Chicago’s first scoring drive covered 71 yards in just five plays, including an early 31-yard pass play from quarterback Caleb Williams to Colston Loveland and then a 35-yard touchdown strike to Rome Odunze.
After a Cowboys field goal and on their very next offensive snap, Bears head coach Ben Johnson went for it all.
The first-down flea-flicker started sloppy, with running back D’Andre Swift stopping and lobbing a dangerous floater of a ball back to Williams. The lack of any real pass rush by the Cowboys gave Williams ample time to wait for the ball to reach him and then re-load the cannon.
His pass traveled nearly 50 yards in the air and hit wide receiver Luther Burden in stride. The rookie already had Malik Hooker beaten by several steps, and the Cowboys safety could only make a diving try for Burden’s feet as he cruised into the end zone for a first-quarter dagger.
Through three games, the Cowboys defense has given up 15 explosive plays (20 yards or more), with Russell Wilson and the Giants racking up eight of them in their meeting last week. The Dallas secondary has now been burned by a bomb of 50-plus yards in every game this season.
Johnson admitted after the 31-14 win that it was a tendency he specifically sought to exploit as he went up against Dallas’s new defensive coordinator Matt Eberflus… who just happens to have been the head coach in Chicago before Johnson.

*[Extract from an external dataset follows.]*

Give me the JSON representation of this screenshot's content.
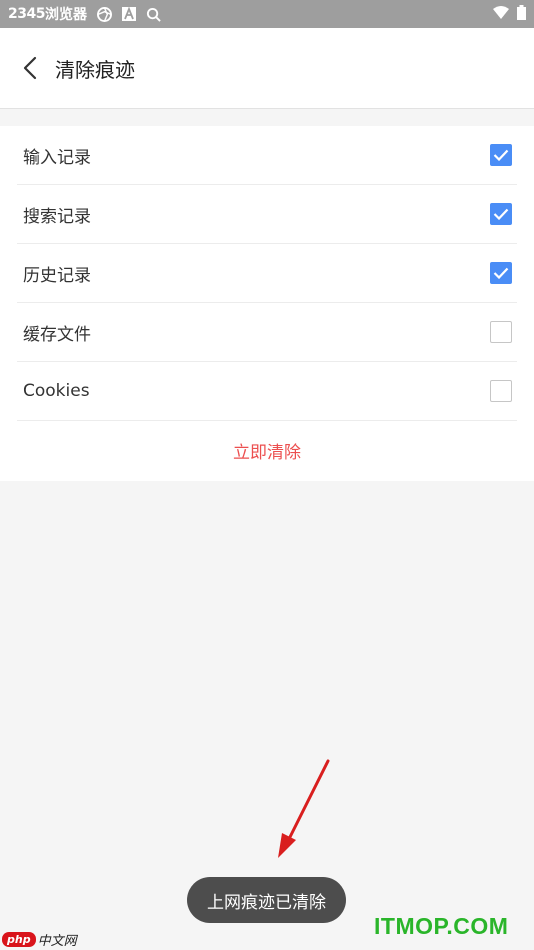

“I give the staff a lot of credit,” Johnson told the Chicago media in his postgame press conference. “They’re going through and they’re watching the tape and finding out things that may or may not fit, whether it was Dallas this year or some of the stuff we’re watching of Chicago’s defense from yesteryear [under Eberflus]. So that was really a staff find … We worked it all week and felt really comfortable calling it this week.”
Make no mistake; the word is out: the Cowboys are embarrassingly susceptible to deep-ball highlight-reel shots, and it’s- more precisely- a known flaw of the Eberflus system.
The unit wasn’t great in the season opener versus Philadelphia, and they’ve only gotten steadily worse since then. Just three weeks into the Schottenheimer era, there’s already a growing call for the team to fire Eberflus and hand the defensive reins to someone else.
While that seems very unlikely this early in the season, it does speak to just how vulnerable the defense has been, especially to big, explosive plays.
And with Jordan Love and the potent Packers offense about to step in the ring for a primetime fight in Week 4, finding some way to stop the bleeding simply has to be a priority for Eberflus and the Dallas defense this week.